In July this year, Chinese state-owned PetroChina completed ít $1bn purchase of a 50% stake in UK-based INEOS’s European refining operations, which included the group’s refineries in Grangemouth, Scotland, and Lavera, France.
“Global economic and political turbulence has created hesitancy in many markets, leading to a softening in demand in a number of sectors towards the end of the third quarter,” INEOS added.
Compared with €576m reported in the second quarter of 2011, the company’s EBITDA fell by 36%.
The group’s chemical intermediates segment reported EBITDA of €165m in the third quarter, down 34% year on year. It said demand for phenol and acetone has been solid in a structurally tight market, while demand for oligomers remained good across most sectors, particularly for speciality grades.
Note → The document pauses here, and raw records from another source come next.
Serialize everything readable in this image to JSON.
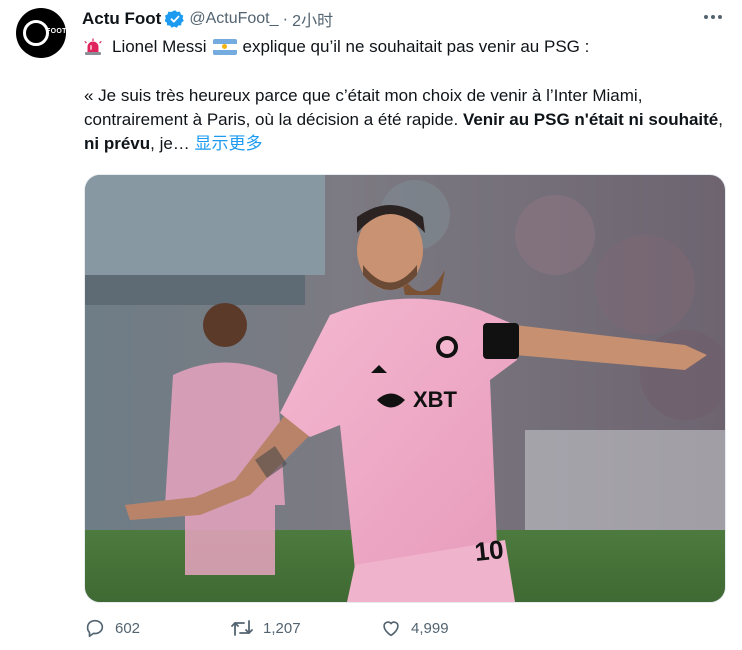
{
  "tweet": {
    "author_name": "Actu Foot",
    "avatar_text": "FOOT",
    "handle": "@ActuFoot_",
    "separator": "·",
    "time": "2小时",
    "line1_before_flag": "Lionel Messi",
    "line1_after_flag": "explique qu’il ne souhaitait pas venir au PSG :",
    "quote_part1": "« Je suis très heureux parce que c’était mon choix de venir à l’Inter Miami, contrairement à Paris, où la décision a été rapide. ",
    "quote_bold1": "Venir au PSG n'était ni souhaité",
    "quote_part2": ", ",
    "quote_bold2": "ni prévu",
    "quote_part3": ", je… ",
    "show_more": "显示更多",
    "jersey_sponsor": "XBT",
    "jersey_number": "10",
    "accent_color": "#1d9bf0"
  },
  "actions": {
    "replies": "602",
    "retweets": "1,207",
    "likes": "4,999"
  },
  "icons": [
    "siren-icon",
    "argentina-flag-icon",
    "verified-badge-icon",
    "more-options-icon",
    "reply-icon",
    "retweet-icon",
    "like-icon"
  ]
}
“The oxide business continued to benefit from solid demand for both MEG [monoethylene glycol] and its derivative products. Acrylonitrile demand has been affected primarily by the weakness in ABS [acrylonitrile-butandiene-styrene], particularly in Asia, which has led to a reduction in both volumes and margins,” INEOS said.
Its Olefins & Polymers Europe business reported EBITDA of €80m, compared with €95m in the third-quarter of 2010. INEOS said that demand for olefins in the quarter continued to be strong, resulting in high cracker utilisation rates.
“Cracker margins have remained at high levels, although butadiene [BD] prices have eased in the quarter. Polyolefins margins have remained relatively weak in the quarter, as demand continues to be soft,” it added.
INEOS Olefins & Polymers USA reported third-quarter EBITDA of €126m, compared with €118m in the same period last year, as demand for polymers in the period was sluggish, with weak domestic demand and little export opportunity, it said.
“Demand for olefins remained good, resulting in high utilisation rates. Margins have also been supported by a number of turnarounds in the industry tightening the supply side during the quarter,” the company added.
The group said it will continue to focus on cash management and liquidity.